Chris and I visited Recoleta Cemetery on a day that threatened to rain but somehow visiting a cemetery on a cloudy day seems fitting.
Or does it?
We took a cab to the Recoleta neighbourhood, while many consider Argentina to be one of the safest countries in South America, it seems that Buenos Aires has been one city where I’ve felt the least safe.
It’s not a dismal and dreary place at all. Recoleta Cemetery seems more like a public park than a place of mourning.
Today the elite of Buenos Aires – rich, powerful, famous and dead are found on these grounds which makes for a fascinating afternoon to walk around.
The grounds are so large they are organized into areas that resemble city blocks and while it can be overwhelming to see such large structures the beauty is really in the details.
We first wandered the grounds looking at the intricate details of the tombs. There are 4800 tombs on site, all above ground.
How they choose to decorate the tombs differs from brightly coloured stained glass to more morbid skulls.
Perhaps the drastic design differences reflect the gentrification of the grounds. Once a public cemetery, that all changed in the 1870s.
To avoid the yellow fever epidemic the wealthy moved out of central Buenos Aires for northern Recoleta and also claimed the burial grounds.
Although you can see many different architectual styles there is a strong Greek influence throughout.
Some of the tombs are as large as small houses with altar-like statues that would rival cathedrals in the area. It seems that the wealthy do not spare any expense when it comes to their death.
While many famous people have been buried here everyone comes looking for the most famous of all – Eva Peron – better known as Evita.
There are massive tombs throughout Recoleta Cemetery, Evita’s family is in a rather modest mausoleum that is hard to find.
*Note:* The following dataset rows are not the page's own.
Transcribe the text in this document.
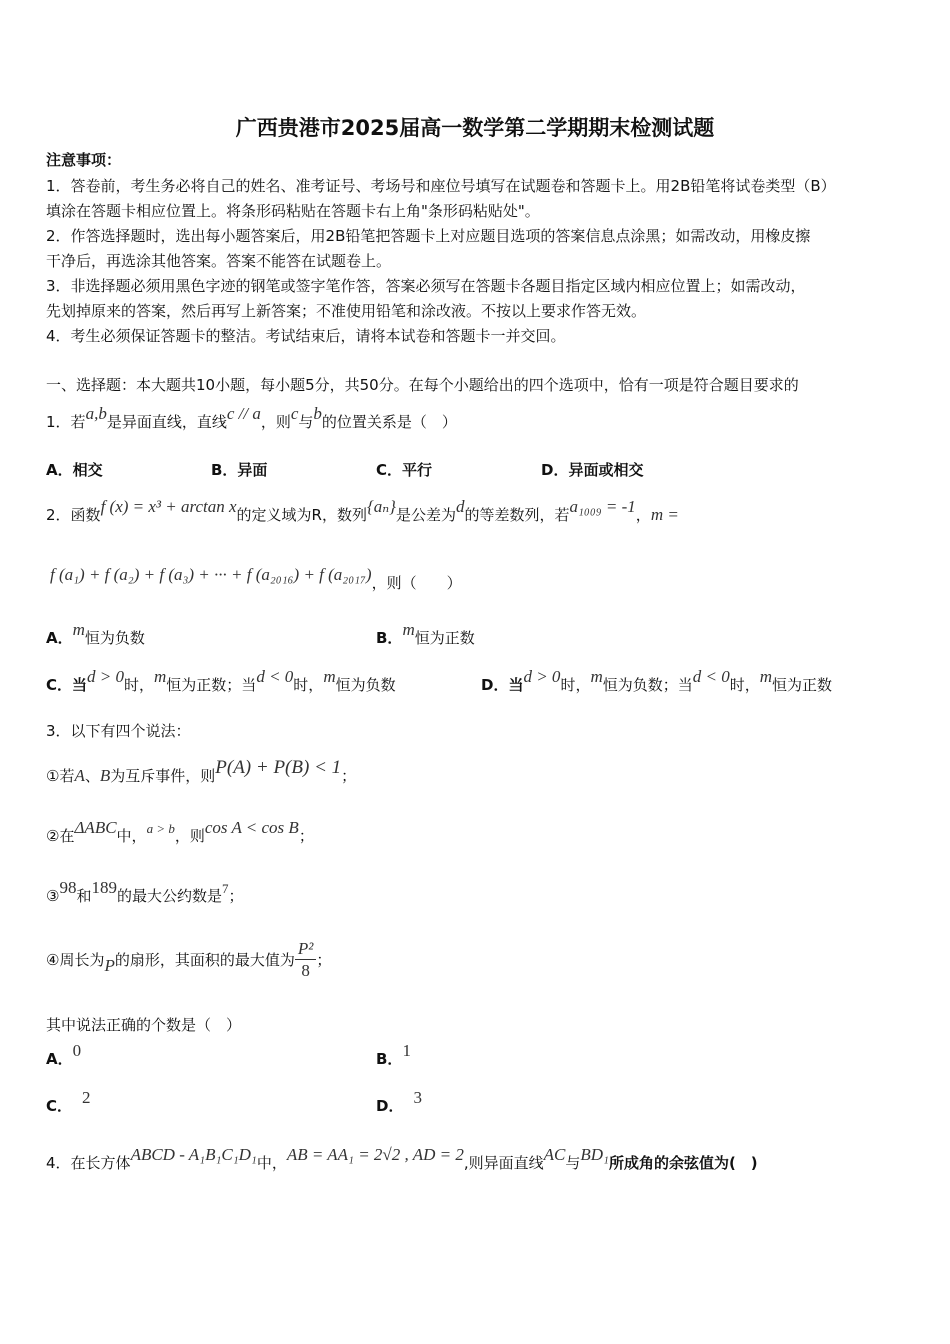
广西贵港市2025届高一数学第二学期期末检测试题
注意事项：
1．答卷前，考生务必将自己的姓名、准考证号、考场号和座位号填写在试题卷和答题卡上。用2B铅笔将试卷类型（B）
填涂在答题卡相应位置上。将条形码粘贴在答题卡右上角"条形码粘贴处"。
2．作答选择题时，选出每小题答案后，用2B铅笔把答题卡上对应题目选项的答案信息点涂黑；如需改动，用橡皮擦
干净后，再选涂其他答案。答案不能答在试题卷上。
3．非选择题必须用黑色字迹的钢笔或签字笔作答，答案必须写在答题卡各题目指定区域内相应位置上；如需改动，
先划掉原来的答案，然后再写上新答案；不准使用铅笔和涂改液。不按以上要求作答无效。
4．考生必须保证答题卡的整洁。考试结束后，请将本试卷和答题卡一并交回。
一、选择题：本大题共10小题，每小题5分，共50分。在每个小题给出的四个选项中，恰有一项是符合题目要求的
1．若a,b是异面直线，直线c // a，则c与b的位置关系是（　）
A．相交	B．异面	C．平行	D．异面或相交
2．函数f (x) = x³ + arctan x的定义域为R，数列{aₙ}是公差为d的等差数列，若a₁₀₀₉ = -1，m =
f (a₁) + f (a₂) + f (a₃) + ··· + f (a₂₀₁₆) + f (a₂₀₁₇)，则（　　）
A．m恒为负数	B．m恒为正数
C．当d > 0时，m恒为正数；当d < 0时，m恒为负数	D．当d > 0时，m恒为负数；当d < 0时，m恒为正数
3．以下有四个说法：
①若A、B为互斥事件，则P(A) + P(B) < 1；
②在ΔABC中，a > b，则cos A < cos B；
③98和189的最大公约数是7；
④周长为P的扇形，其面积的最大值为 $\frac{\text{P²}}{8}$ ；
其中说法正确的个数是（　）
A．0	B．1
C． 2	D． 3
4．在长方体ABCD - A₁B₁C₁D₁中，AB = AA₁ = 2√2 , AD = 2,则异面直线AC与BD₁所成角的余弦值为(　)
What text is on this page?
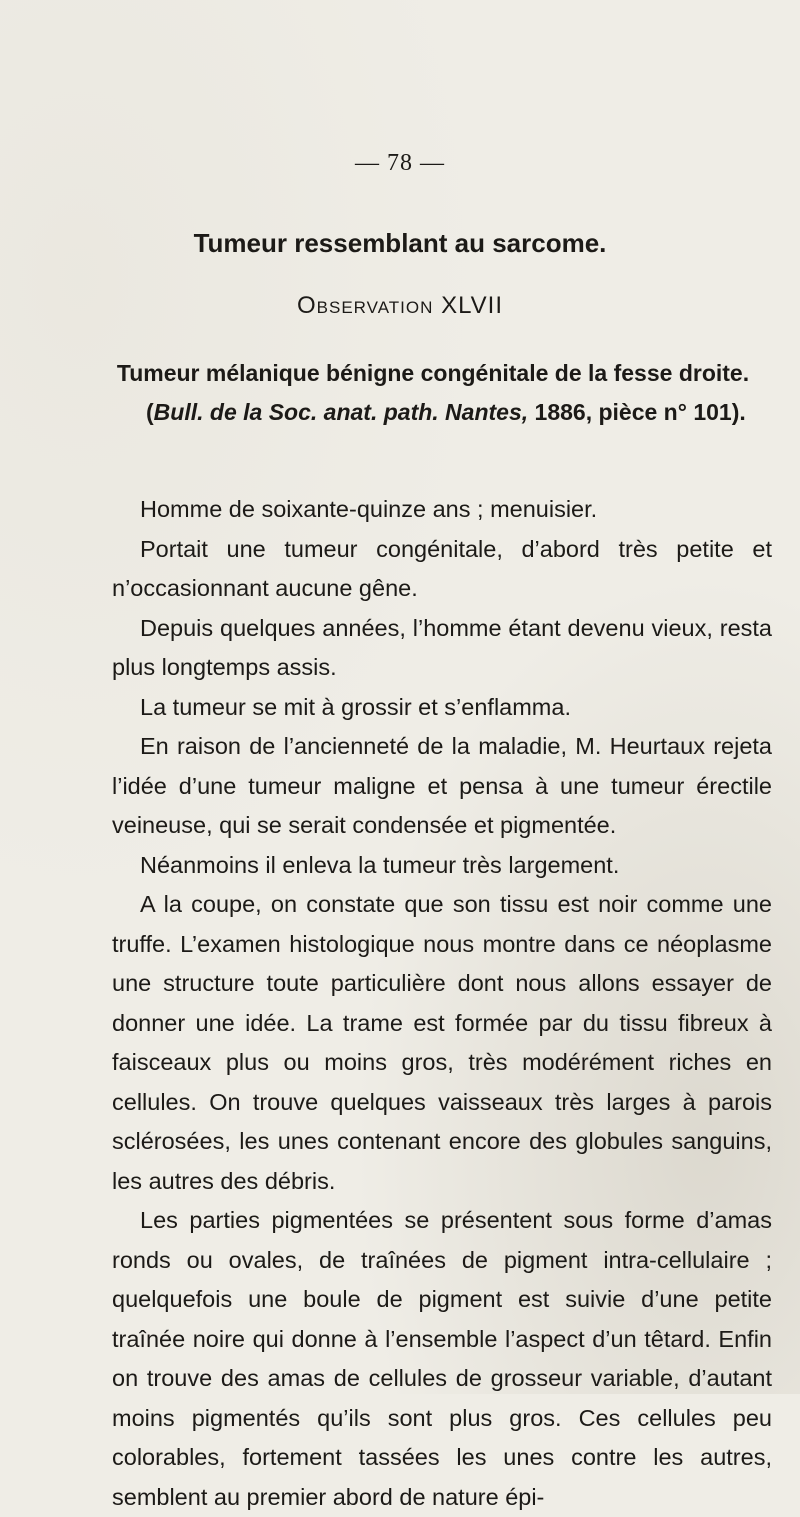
— 78 —
Tumeur ressemblant au sarcome.
Observation XLVII
Tumeur mélanique bénigne congénitale de la fesse droite.
(Bull. de la Soc. anat. path. Nantes, 1886, pièce n° 101).

Homme de soixante-quinze ans ; menuisier.

Portait une tumeur congénitale, d’abord très petite et n’occasionnant aucune gêne.

Depuis quelques années, l’homme étant devenu vieux, resta plus longtemps assis.

La tumeur se mit à grossir et s’enflamma.

En raison de l’ancienneté de la maladie, M. Heurtaux rejeta l’idée d’une tumeur maligne et pensa à une tumeur érectile veineuse, qui se serait condensée et pigmentée.

Néanmoins il enleva la tumeur très largement.

A la coupe, on constate que son tissu est noir comme une truffe. L’examen histologique nous montre dans ce néoplasme une structure toute particulière dont nous allons essayer de donner une idée. La trame est formée par du tissu fibreux à faisceaux plus ou moins gros, très modérément riches en cellules. On trouve quelques vaisseaux très larges à parois sclérosées, les unes contenant encore des globules sanguins, les autres des débris.

Les parties pigmentées se présentent sous forme d’amas ronds ou ovales, de traînées de pigment intra-cellulaire ; quelquefois une boule de pigment est suivie d’une petite traînée noire qui donne à l’ensemble l’aspect d’un têtard. Enfin on trouve des amas de cellules de grosseur variable, d’autant moins pigmentés qu’ils sont plus gros. Ces cellules peu colorables, fortement tassées les unes contre les autres, semblent au premier abord de nature épi-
Wisely instead of just wandering aimlessly through La Recoleta for hours Chris and I decided to follow the crowds and sure enough we found her.
It was weird.
When we found it and I saw so many people getting their photo taken with the tomb. I wondered why I was hunting down a stranger’s woman’s grave.
I know no more of her than Madonna’s movie – well actually Madonna’s music video as I haven’t seen the movie.
It felt inappropriate taking photos of her crypt. I know she’s beloved by the people and is an important political figure. That is all.
My gloomy mood changed when I read the notes people left for her. While she means nothing to me because I haven’t taken the time to learn about her, she did mean a lot to other people.
I wasn’t interested in visiting the museum dedicated to her before but now I am intrigued.